Furious in Boyz n the Hood speaks for many in black communities who were concerned about the negative influence of this potent brew on young people in their neighbourhoods. Their criticism damaged these beers’ reputations, and brands ceased advertising almost altogether. And, as hip hop entered a more luxurious fur-coats-and-diamonds phase, flashy champagne brands such as Cristal and Dom Pérignon took precedence as the rapper’s tipple of choice.
Why, though, did I want to try it? It’s unlikely to be good – beverages designed for maximum inebriation at minimum cost rarely are, because flavour is kind of surplus to their requirements. And anyway, malt liquor isn’t entirely unique – the likes of Special Brew or Super Tennents are pretty similar, but these brews don’t particularly call to me from the fridge of the local corner shop. But there is something quintessentially American about malt liquor; it’s big, brash, and in questionable taste. Its association with gangsta rap, and all the racial and economic inequalities that that implies, also suggests something of what makes America such a deeply troubling, fucked-up place.
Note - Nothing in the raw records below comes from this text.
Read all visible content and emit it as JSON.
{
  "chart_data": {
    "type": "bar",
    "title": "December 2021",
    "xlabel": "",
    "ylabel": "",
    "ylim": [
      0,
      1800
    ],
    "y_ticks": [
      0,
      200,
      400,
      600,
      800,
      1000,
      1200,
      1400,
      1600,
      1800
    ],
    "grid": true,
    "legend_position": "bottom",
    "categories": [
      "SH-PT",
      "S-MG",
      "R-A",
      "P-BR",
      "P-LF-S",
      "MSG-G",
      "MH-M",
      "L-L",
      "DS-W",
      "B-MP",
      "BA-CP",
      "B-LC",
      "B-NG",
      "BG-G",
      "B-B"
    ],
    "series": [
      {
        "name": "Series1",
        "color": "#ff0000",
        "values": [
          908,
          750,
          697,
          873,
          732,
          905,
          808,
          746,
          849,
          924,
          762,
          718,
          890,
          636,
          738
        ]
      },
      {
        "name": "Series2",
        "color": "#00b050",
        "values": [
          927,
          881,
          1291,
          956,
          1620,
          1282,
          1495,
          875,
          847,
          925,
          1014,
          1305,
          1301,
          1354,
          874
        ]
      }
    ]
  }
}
On my recent visit to the US, I decided I wanted to finally satisfy my curiosity and track down a 40ozer. This was surprisingly difficult, but I did eventually suceed – a bottle of Mickey’s Fine Malt Liquor in a 7-Eleven in Austin, passed across the counter in the iconic brown paper bag. At 5.6% ABV, it’s not as strong as I expected, though there is some variation amongst malt liquors and some can top 10%. Owned by Miller, Mickey’s is apparently known for smaller bottles than mine; its 12oz packages are referred to as ‘grenades’ which they very, very faintly resemble.
It looks like any other lager in the glass, and the aroma is pretty familiar. There’s a touch of honey on the nose, and you can tell just from a sniff that it will be sweet. My initial impression after a tentative first sip was relief; it’s nowhere near as bad as I feared. There’s a tiny touch of something that is recognisably malt, followed by dollops of sweet apple that recalls cheap cider almost as much as cheap beer, and a slightly oxidised, papery taste lingers in the background. Aside from being sweet (ever more so as you persevere with it), it legitimately tastes like sugar, and a sticky, syrupy mouthfeel emerges if it’s allowed to exceed ice-cold temperatures.
Whilst my dad might have been underwhelmed by his long-awaited packet of Tootsie Rolls, Mickey’s actually somewhat exceeds my expectations. But I’ve changed since I first daydreamed about slugging from a 40 at a crusty punk show in some imagined American basement. Mickey’s is theoretically surprisingly drinkable, but I didn’t drink very much of it – my teenage self would be disappointed to know that I left more than three quarters of the bottle. And absolutely horrified that I sipped it from a bougie wine glass.